Everyone, the organization included, gave them a three-year window with which to win with that core and then move on.
That was in the summer of 2007 that those words were spoken. Now, approaching a summer six years later, maybe not enough has changed. The three-year plan became a four-year plan and a five-year plan. Then Ray Allen finally called it quits in Boston, but Kevin Garnett re-upped with the team, and they replaced Allen with similar investments.
Thus, here we are in year six of a three-year plan.
If everything goes as planned, and the Celtics advance a round or two in the postseason, next year will be year seven. Danny Ainge has constructed a roster with little to no flexibility in the short term. Should Pierce remain with the team ($15.3 million partially guaranteed), the only meaningful active player coming off the books would be Chris Wilcox, who makes south of a million dollars.

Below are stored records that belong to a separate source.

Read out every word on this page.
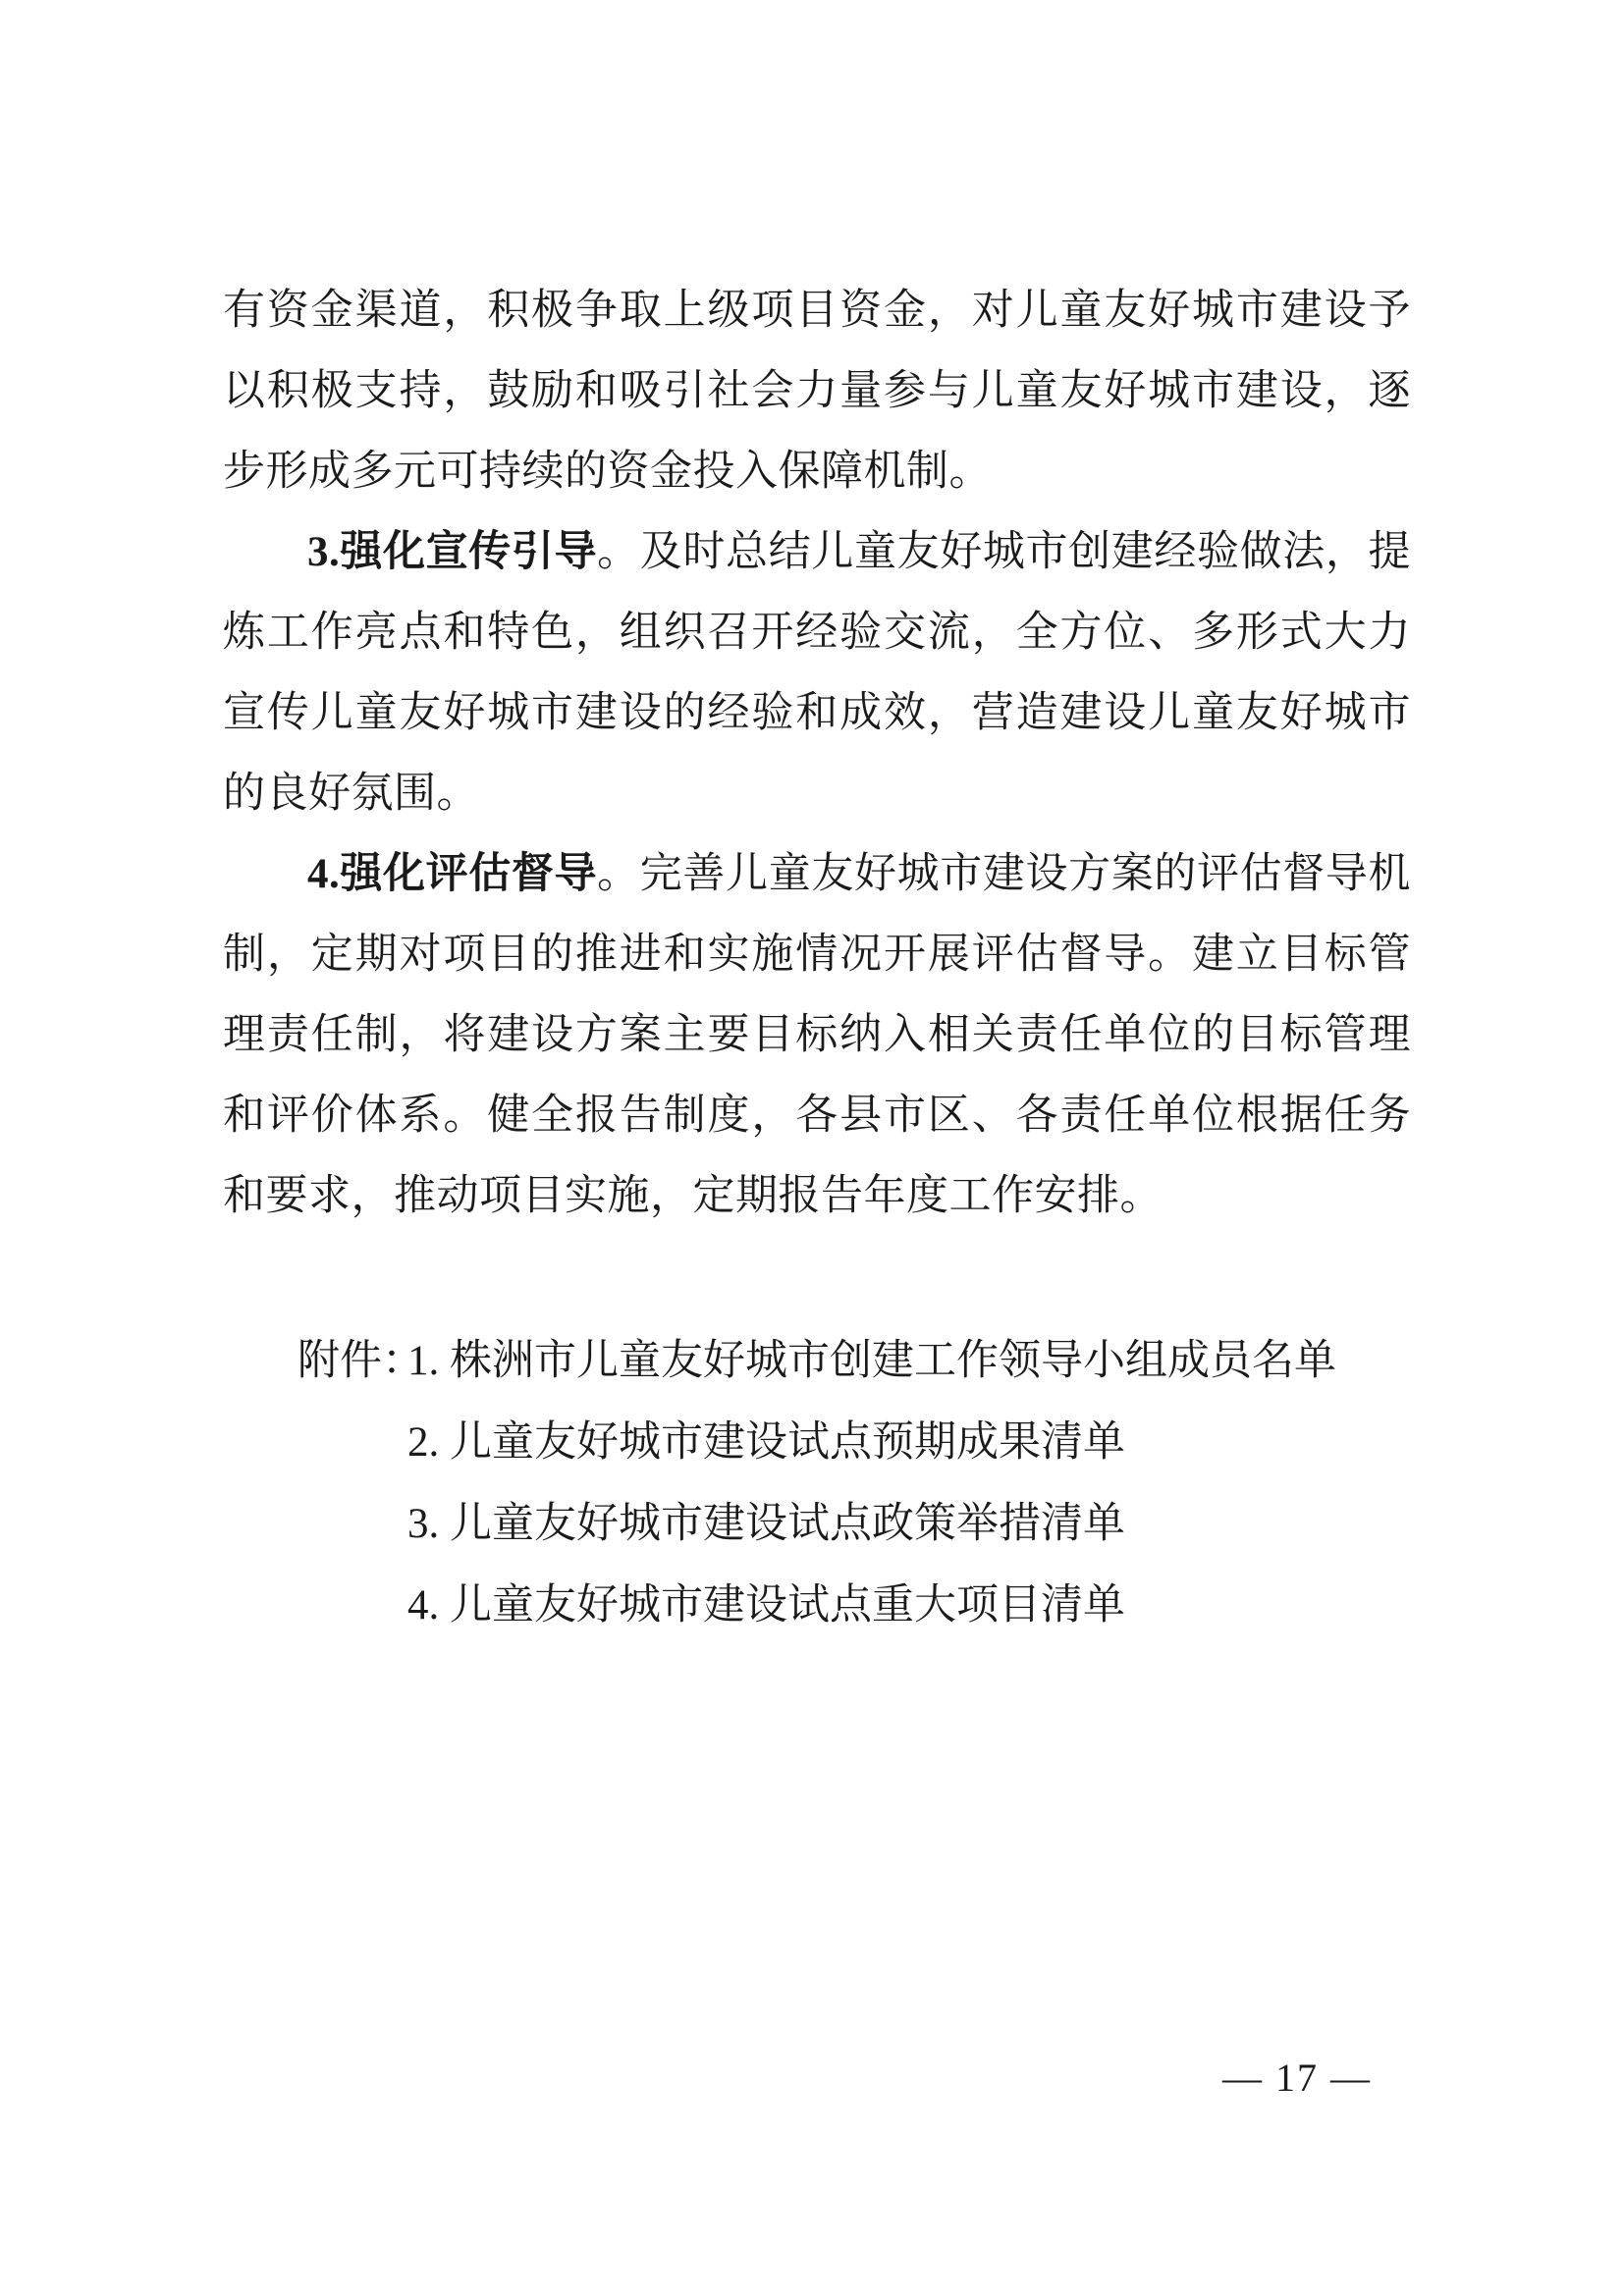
有资金渠道，积极争取上级项目资金，对儿童友好城市建设予以积极支持，鼓励和吸引社会力量参与儿童友好城市建设，逐步形成多元可持续的资金投入保障机制。

3.强化宣传引导。及时总结儿童友好城市创建经验做法，提炼工作亮点和特色，组织召开经验交流，全方位、多形式大力宣传儿童友好城市建设的经验和成效，营造建设儿童友好城市的良好氛围。

4.强化评估督导。完善儿童友好城市建设方案的评估督导机制，定期对项目的推进和实施情况开展评估督导。建立目标管理责任制，将建设方案主要目标纳入相关责任单位的目标管理和评价体系。健全报告制度，各县市区、各责任单位根据任务和要求，推动项目实施，定期报告年度工作安排。

附件：
1. 株洲市儿童友好城市创建工作领导小组成员名单
2. 儿童友好城市建设试点预期成果清单
3. 儿童友好城市建设试点政策举措清单
4. 儿童友好城市建设试点重大项目清单
— 17 —
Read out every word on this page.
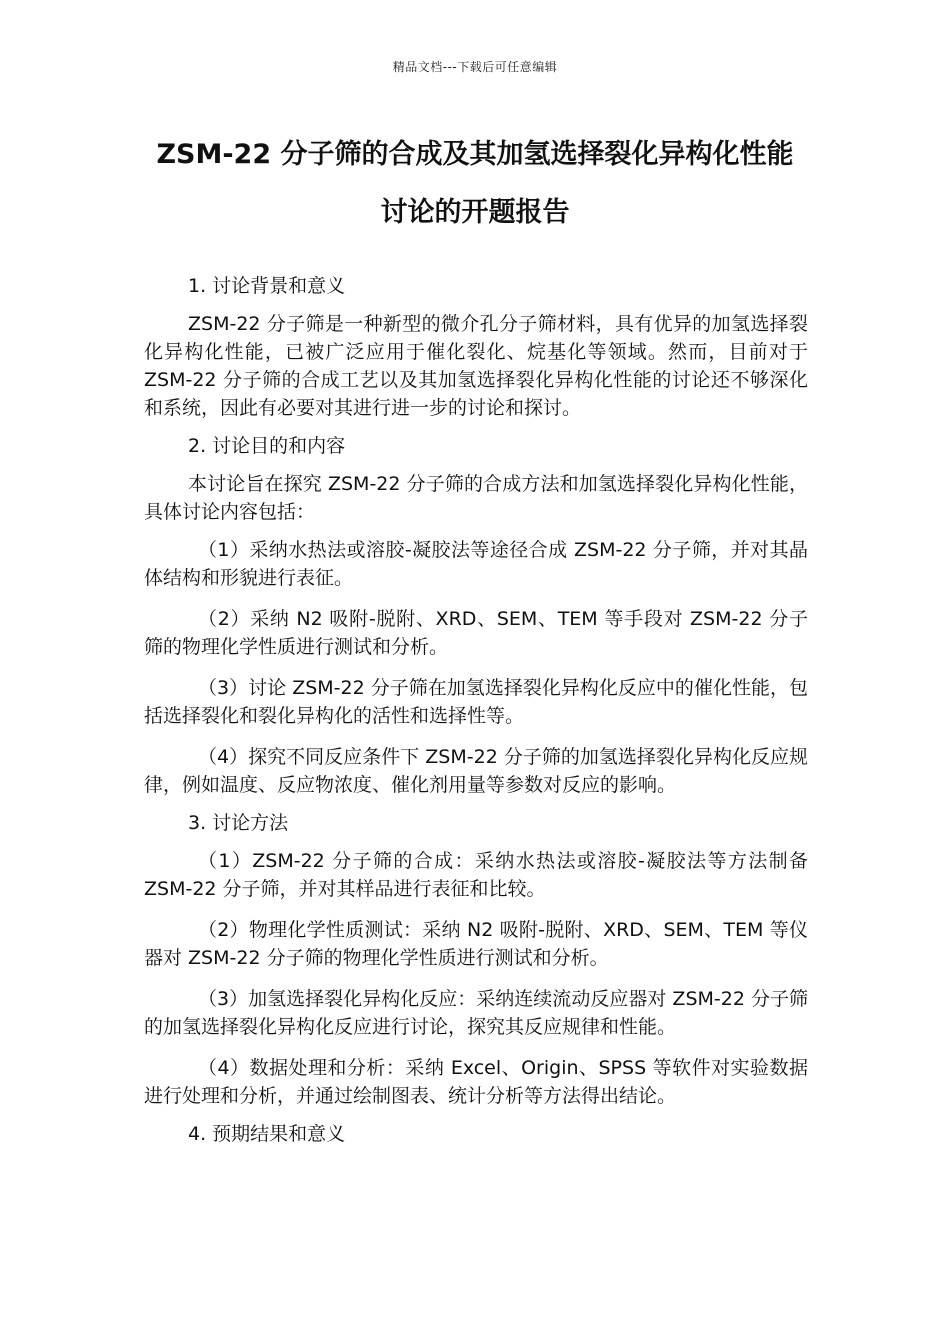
精品文档---下载后可任意编辑
ZSM-22 分子筛的合成及其加氢选择裂化异构化性能
讨论的开题报告

1. 讨论背景和意义

ZSM-22 分子筛是一种新型的微介孔分子筛材料，具有优异的加氢选择裂化异构化性能，已被广泛应用于催化裂化、烷基化等领域。然而，目前对于 ZSM-22 分子筛的合成工艺以及其加氢选择裂化异构化性能的讨论还不够深化和系统，因此有必要对其进行进一步的讨论和探讨。

2. 讨论目的和内容

本讨论旨在探究 ZSM-22 分子筛的合成方法和加氢选择裂化异构化性能，具体讨论内容包括：

（1）采纳水热法或溶胶-凝胶法等途径合成 ZSM-22 分子筛，并对其晶体结构和形貌进行表征。

（2）采纳 N2 吸附-脱附、XRD、SEM、TEM 等手段对 ZSM-22 分子筛的物理化学性质进行测试和分析。

（3）讨论 ZSM-22 分子筛在加氢选择裂化异构化反应中的催化性能，包括选择裂化和裂化异构化的活性和选择性等。

（4）探究不同反应条件下 ZSM-22 分子筛的加氢选择裂化异构化反应规律，例如温度、反应物浓度、催化剂用量等参数对反应的影响。

3. 讨论方法

（1）ZSM-22 分子筛的合成：采纳水热法或溶胶-凝胶法等方法制备 ZSM-22 分子筛，并对其样品进行表征和比较。

（2）物理化学性质测试：采纳 N2 吸附-脱附、XRD、SEM、TEM 等仪器对 ZSM-22 分子筛的物理化学性质进行测试和分析。

（3）加氢选择裂化异构化反应：采纳连续流动反应器对 ZSM-22 分子筛的加氢选择裂化异构化反应进行讨论，探究其反应规律和性能。

（4）数据处理和分析：采纳 Excel、Origin、SPSS 等软件对实验数据进行处理和分析，并通过绘制图表、统计分析等方法得出结论。

4. 预期结果和意义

Right now, the Celtics sit in the No. 7 spot in the Eastern Conference, which would set them up with an opening-round date against the No. 2 New York Knicks—the same team that pasted the Celtics by 15 and 19 in two games during the final week of March. It has become abundantly clear that, until the team is at least moderately healthy, Boston does not stand a chance against the East's top competition.
Because of the Milwaukee Bucks' similar ineptitude of late, it is increasingly doubtful that the Celtics will slip into the No. 8 spot and meet the No. 1 Miami Heat in the opening round. They hold a 2.5-game lead over the Bucks with seven to play. Likewise, the Celtics' chances of hopping up 2.5 games to get in front of the No. 6 Atlanta Hawks are slim.
Barring something extravagant, the Celtics are staring at an opening-round series against either the Knicks or Indiana Pacers, who are within a half game of one another. Boston meets Indiana for its final home game of the regular season on April 16. The Celtics would not have home-court advantage in either playoff series.
That poses a major problem for the Celtics, who have been dominant at the TD Garden, going 26-11 this year. Their 13-25 road record, however, is worse than any other other current playoff team in the Eastern or Western Conference.
That level of road instability could be disastrous early on for the Celtics. The team got considerably lucky in receiving home-court advantage in the second round last season, after the No. 8 seed Philadelphia 76ers upset the No. 1 Chicago Bulls. Such luck probably won't be the case this year, even if there is an upset.
So when the inevitable happens, and the Celtics are unable to continue advancing, whether it be from too many road games, injuries, or just being bereft of enough talent, Danny Ainge will enter yet another summer of big decisions. The same decisions he has been postponing for years.
An early exit in the postseason could put the necessary added pressure on Ainge to really do something. Another deep run will only leave the feeling of holding out for another year, with a healthy Rajon Rondo and Jared Sullinger. Paying Pierce and Garnett next year would be easy for him to justify in that case.
However, Ainge has been side-stepping the inevitable for years now. The Celtics continue digging themselves into a deeper and deeper post-"Big Three" hole. Depending on how you feel about the trending-up Jeff Green, how many good moves has Ainge made over the past few years?
The argument can be made that Sullinger was a steal in the draft, but he wound up with an injured back, which was the exact text written on his red flag. Both Courtney Lee and Jason Terry have been disappointments. He may have over paid for Brandon Bass and Green, while letting Ray Allen walk away with plenty left in the tank.
Ainge has been making all these moves with the safety net of Pierce and Garnett, and the recent reputation of repeated postseason runs. He made his best moves from a much more desperate position.
Coming off a 24-58 season, he flipped assets for Garnett and a No. 5 pick for Allen, while grabbing Glen Davis in the second round of the 2007 NBA draft. He found Rondo with the No. 21 overall pick the year before and Avery Bradley at No. 19 in 2010.
Ainge can be a very good decision-maker, but in a way he has been held hostage by the Celtics' continued success. He's dealt with dueling thoughts on what he wants to do and what he's been pressured to do with the team.
An early loss this year could finally push one side of thinking in front of the other. With an eye on the future and the 2013 and 2014 free-agent classes, Ainge could finally make some moves for the future.
Instead of signing the likes of Terry and Jason Collins to be fillers, he can focus on signing and developing youth. He'll have a draft pick in the teens to work with this summer and can rebuild from there.
A major concern with taking that avenue is Doc Rivers' contract. The Celtics head coach inked a five-year extension prior to the 2011-12 season, but it is unclear if he wants to be a part of a rebuilding process after so much success. It isn't like he doesn't have other opportunities waiting for him outside of coaching either.
Still, with Rondo and Green, this team is formidable no matter what. The difference between focusing on next year versus the next few years will stem from what happens in the 2013 playoffs.
Danny Ainge and all of Celtics Nation have to be ready to start a new three-year plan.